As they reached the other side of the bridge, though, they came under fire again, this time from a group of local hunters, according to prosecutors at the trial. The soldier who had yelled at Sgt. Shishimarin to shoot was hit, and the car began drifting to the right. Then other soldiers jumped out—Messrs. Shishimarin and Maltisov through the trunk—and ran toward the woods, Mr. Maltisov recalled. The driver was still alive, but the senior lieutenant said they wouldn’t be able to save him. They left him on the bridge.

The four soldiers walked for much of the afternoon through partly frozen, swampy terrain. Eventually, they reached a pig farm, where the lieutenant said they should spend the night.

That evening, a guard who watches over the farm found the soldiers. The lieutenant spoke to him, promising not to do him any harm, Messrs. Shishimarin and Maltisov recalled in testimony.

After drying off near a stove, Sgt. Shishimarin said, he was sent to check on the guard and found he had left. Worried he would report them, the soldiers headed out into the woods.

“All night we walked through the fields," Mr. Maltisov said at the trial. “Halfway past the village, the senior lieutenant saw a civilian on a bench. He waved to him and the civilian waved back."

They approached him and surrendered, handing over their weapons and uniforms, “hoping to stay alive," Sgt. Shishimarin said. “After that, we were taken away by the armed forces of Ukraine."

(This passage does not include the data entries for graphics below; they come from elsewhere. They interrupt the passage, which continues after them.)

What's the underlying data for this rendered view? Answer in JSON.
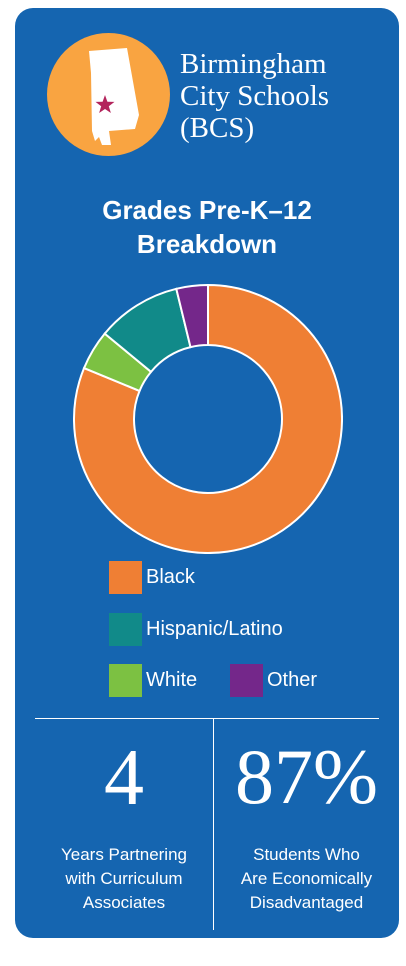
{
  "org": {
    "name_lines": [
      "Birmingham",
      "City Schools",
      "(BCS)"
    ]
  },
  "badge": {
    "icons": [
      "alabama-map-icon",
      "star-icon"
    ],
    "colors": {
      "circle": "#f9a441",
      "map": "#ffffff",
      "star": "#b3245c"
    }
  },
  "chart_data": {
    "type": "pie",
    "title_lines": [
      "Grades Pre-K–12",
      "Breakdown"
    ],
    "labels": [
      "Black",
      "White",
      "Hispanic/Latino",
      "Other"
    ],
    "values": [
      81.2,
      4.8,
      10.2,
      3.8
    ],
    "colors": [
      "#ef7f34",
      "#7cc142",
      "#118a89",
      "#74278a"
    ],
    "legend": [
      {
        "label": "Black",
        "color": "#ef7f34"
      },
      {
        "label": "Hispanic/Latino",
        "color": "#118a89"
      },
      {
        "label": "White",
        "color": "#7cc142"
      },
      {
        "label": "Other",
        "color": "#74278a"
      }
    ],
    "legend_position": "bottom"
  },
  "stats": [
    {
      "value": "4",
      "lines": [
        "Years Partnering",
        "with Curriculum",
        "Associates"
      ]
    },
    {
      "value": "87%",
      "lines": [
        "Students Who",
        "Are Economically",
        "Disadvantaged"
      ]
    }
  ]
}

The soldier shot on the bridge has died. The two other soldiers in the car were sent back to Russia more than a month ago as part of a prisoner exchange, according to Ukrainian prosecutors.

Sgt. Shishimarin’s fate will now be decided by a three-judge panel. Prosecutors have requested life in prison, the harshest possible penalty under Ukrainian law, noting that it wasn’t Sgt. Shishimarin’s commanding officer who told him to shoot. Ms. Shelipova said she would also like to see him in prison for life, though she would accept if he too were part of a prisoner exchange.

Sgt. Shishimarin, the eldest of five siblings, said he signed a military contract to help his parents. He said he was taught only the basics of international laws of war during his service.

He says he didn’t mean to kill Mr. Shelipov, but has offered little else in his own defense.

“I do not deny my actions," Sgt. Shishimarin said. “I will understand anything you decide."